Model-based CBCT scatter correction with dual-layer flat-panel detector.

Background: Recently, the popularity of dual-layer flat-panel detector (DL-FPD) based dual-energy cone-beam CT (CBCT) imaging has been increasing. However, the image quality of dual-energy CBCT remains constrained by the Compton scattered x-ray photons.

Purpose: The objective of this study is to develop a novel scatter correction method, named e-Grid, for DL-FPD based CBCT imaging.
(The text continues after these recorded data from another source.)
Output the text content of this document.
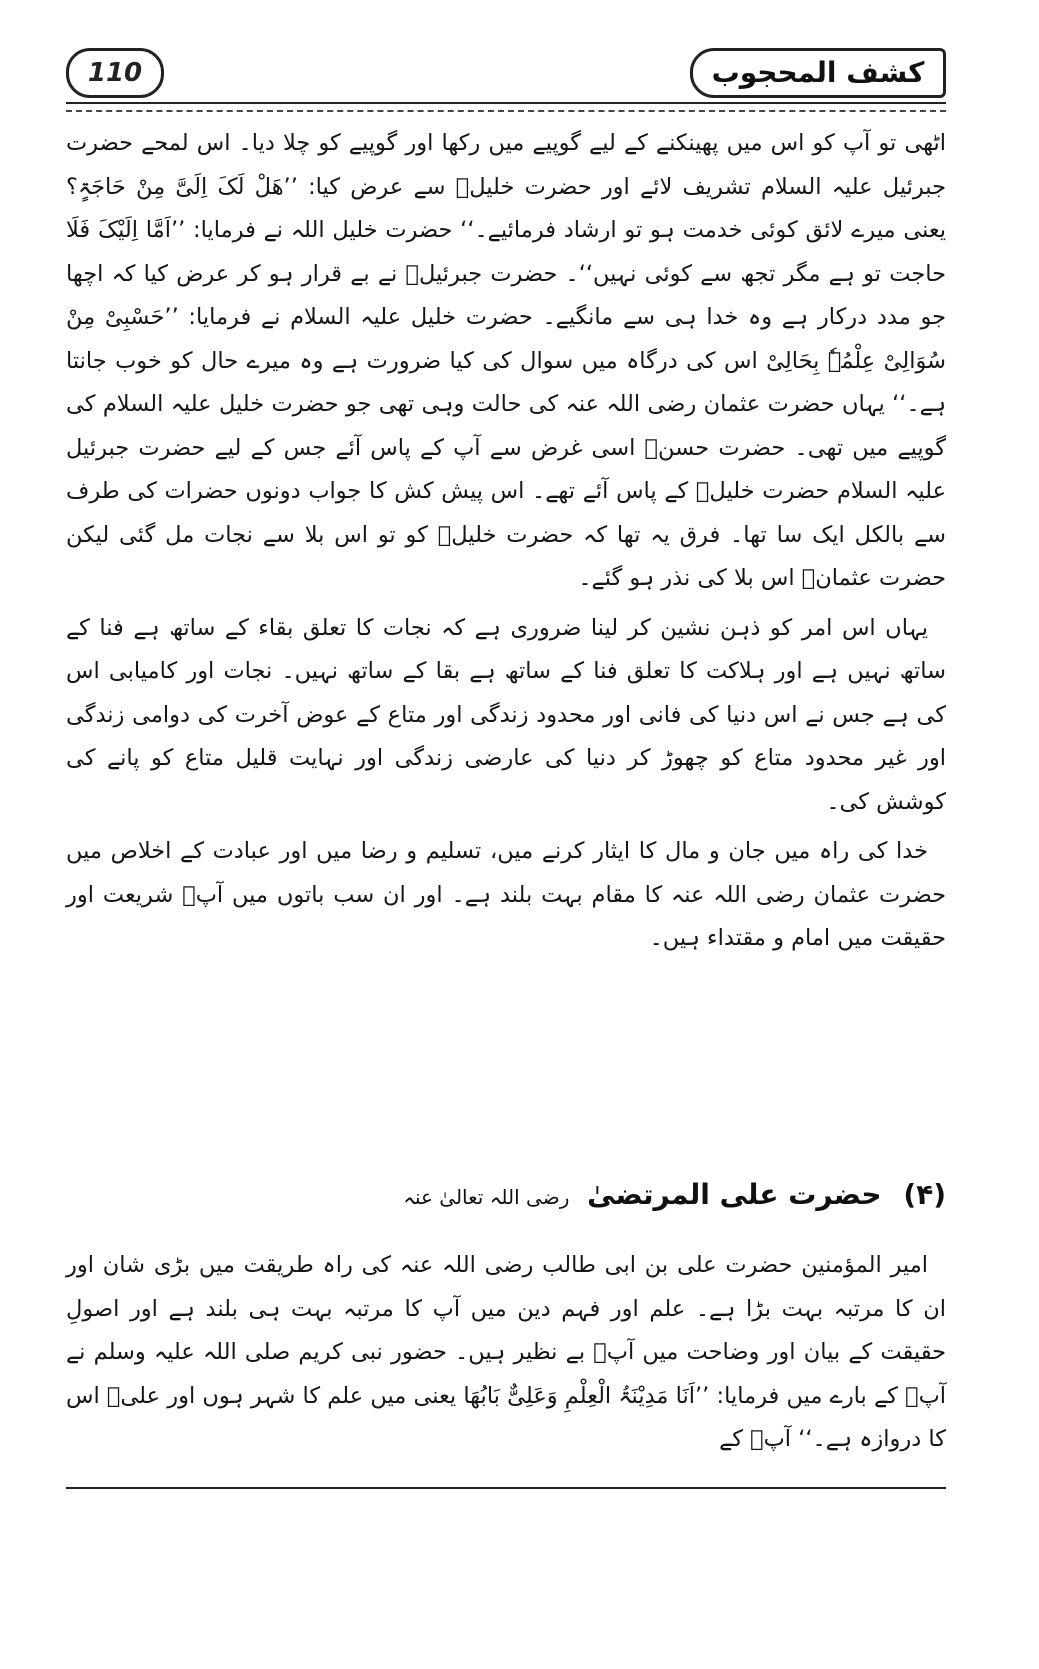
110	کشف المحجوب

اٹھی تو آپ کو اس میں پھینکنے کے لیے گوپیے میں رکھا اور گوپیے کو چلا دیا۔ اس لمحے حضرت جبرئیل علیہ السلام تشریف لائے اور حضرت خلیلؑ سے عرض کیا: ’’ھَلْ لَکَ اِلَیَّ مِنْ حَاجَۃٍ؟ یعنی میرے لائق کوئی خدمت ہو تو ارشاد فرمائیے۔‘‘ حضرت خلیل اللہ نے فرمایا: ’’اَمَّا اِلَیْکَ فَلَا حاجت تو ہے مگر تجھ سے کوئی نہیں‘‘۔ حضرت جبرئیلؑ نے بے قرار ہو کر عرض کیا کہ اچھا جو مدد درکار ہے وہ خدا ہی سے مانگیے۔ حضرت خلیل علیہ السلام نے فرمایا: ’’حَسْبِیْ مِنْ سُوَالِیْ عِلْمُہٗ بِحَالِیْ اس کی درگاہ میں سوال کی کیا ضرورت ہے وہ میرے حال کو خوب جانتا ہے۔‘‘ یہاں حضرت عثمان رضی اللہ عنہ کی حالت وہی تھی جو حضرت خلیل علیہ السلام کی گوپیے میں تھی۔ حضرت حسنؓ اسی غرض سے آپ کے پاس آئے جس کے لیے حضرت جبرئیل علیہ السلام حضرت خلیلؑ کے پاس آئے تھے۔ اس پیش کش کا جواب دونوں حضرات کی طرف سے بالکل ایک سا تھا۔ فرق یہ تھا کہ حضرت خلیلؑ کو تو اس بلا سے نجات مل گئی لیکن حضرت عثمانؓ اس بلا کی نذر ہو گئے۔

یہاں اس امر کو ذہن نشین کر لینا ضروری ہے کہ نجات کا تعلق بقاء کے ساتھ ہے فنا کے ساتھ نہیں ہے اور ہلاکت کا تعلق فنا کے ساتھ ہے بقا کے ساتھ نہیں۔ نجات اور کامیابی اس کی ہے جس نے اس دنیا کی فانی اور محدود زندگی اور متاع کے عوض آخرت کی دوامی زندگی اور غیر محدود متاع کو چھوڑ کر دنیا کی عارضی زندگی اور نہایت قلیل متاع کو پانے کی کوشش کی۔

خدا کی راہ میں جان و مال کا ایثار کرنے میں، تسلیم و رضا میں اور عبادت کے اخلاص میں حضرت عثمان رضی اللہ عنہ کا مقام بہت بلند ہے۔ اور ان سب باتوں میں آپؓ شریعت اور حقیقت میں امام و مقتداء ہیں۔

(۴) حضرت علی المرتضیٰ رضی اللہ تعالیٰ عنہ

امیر المؤمنین حضرت علی بن ابی طالب رضی اللہ عنہ کی راہ طریقت میں بڑی شان اور ان کا مرتبہ بہت بڑا ہے۔ علم اور فہم دین میں آپ کا مرتبہ بہت ہی بلند ہے اور اصولِ حقیقت کے بیان اور وضاحت میں آپؓ بے نظیر ہیں۔ حضور نبی کریم صلی اللہ علیہ وسلم نے آپؓ کے بارے میں فرمایا: ’’اَنَا مَدِیْنَۃُ الْعِلْمِ وَعَلِیٌّ بَابُھَا یعنی میں علم کا شہر ہوں اور علیؓ اس کا دروازہ ہے۔‘‘ آپؓ کے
Methods: In DL-FPD, a certain portion of the x-ray photons (mainly low-energy [LE] primary and scattered photons) passing through the object are captured by the top detector layer, while the remaining x-ray photons (mainly high-energy [HE] primary and scattered photons) are collected by the bottom detector layer. A linear signal model was approximated between the HE primary and scatter signals and the LE primary and scatter signals. Physical calibration experiments were performed on cone beam and fan beam to validate the aforementioned signal model via linear fittings. Monte Carlo (MC) simulations of a 10 cm diameter water phantom were conducted on GATE at first to verify this newly developed scatter estimation method. In addition, physical validation experiments of water phantom, head phantom, and abdominal phantom were carried out on a DL-FPD based benchtop CBCT imaging system. The image non-uniformity (NU), which represents the relative difference between the center and the edges of CT images, was measured to quantify the reduction of image shading artifacts. Finally, multi-material decomposition was conducted.

Results: The MC results, CBCT images and line profiles, showed that the newly proposed e-Grid approach was able to accurately predict the scatter distributions in both shape and intensity. As a result, uniform CBCT images that are close to the scatter artifact-free reference images can be obtained. Moreover, the physical experiments demonstrated that the e-Grid method can greatly reduce the shading artifacts in both LE and HE CBCT images acquired from DL-FPD. Results also demonstrated that the e-Grid method is effective for varied objects that having different diameters (from 10 to 28 cm). Quantitatively, the NU value was reduced by over 77% in the LE CBCT image and by over 66% in the HE CBCT image on average. As a consequence, the accuracy of the decomposed multi-material bases, iodine and gadolinium, was substantially improved.

Conclusions: The Compton scattered x-ray signals could be significantly reduced using the proposed e-Grid method for DL-FPD based dual-energy CBCT imaging systems.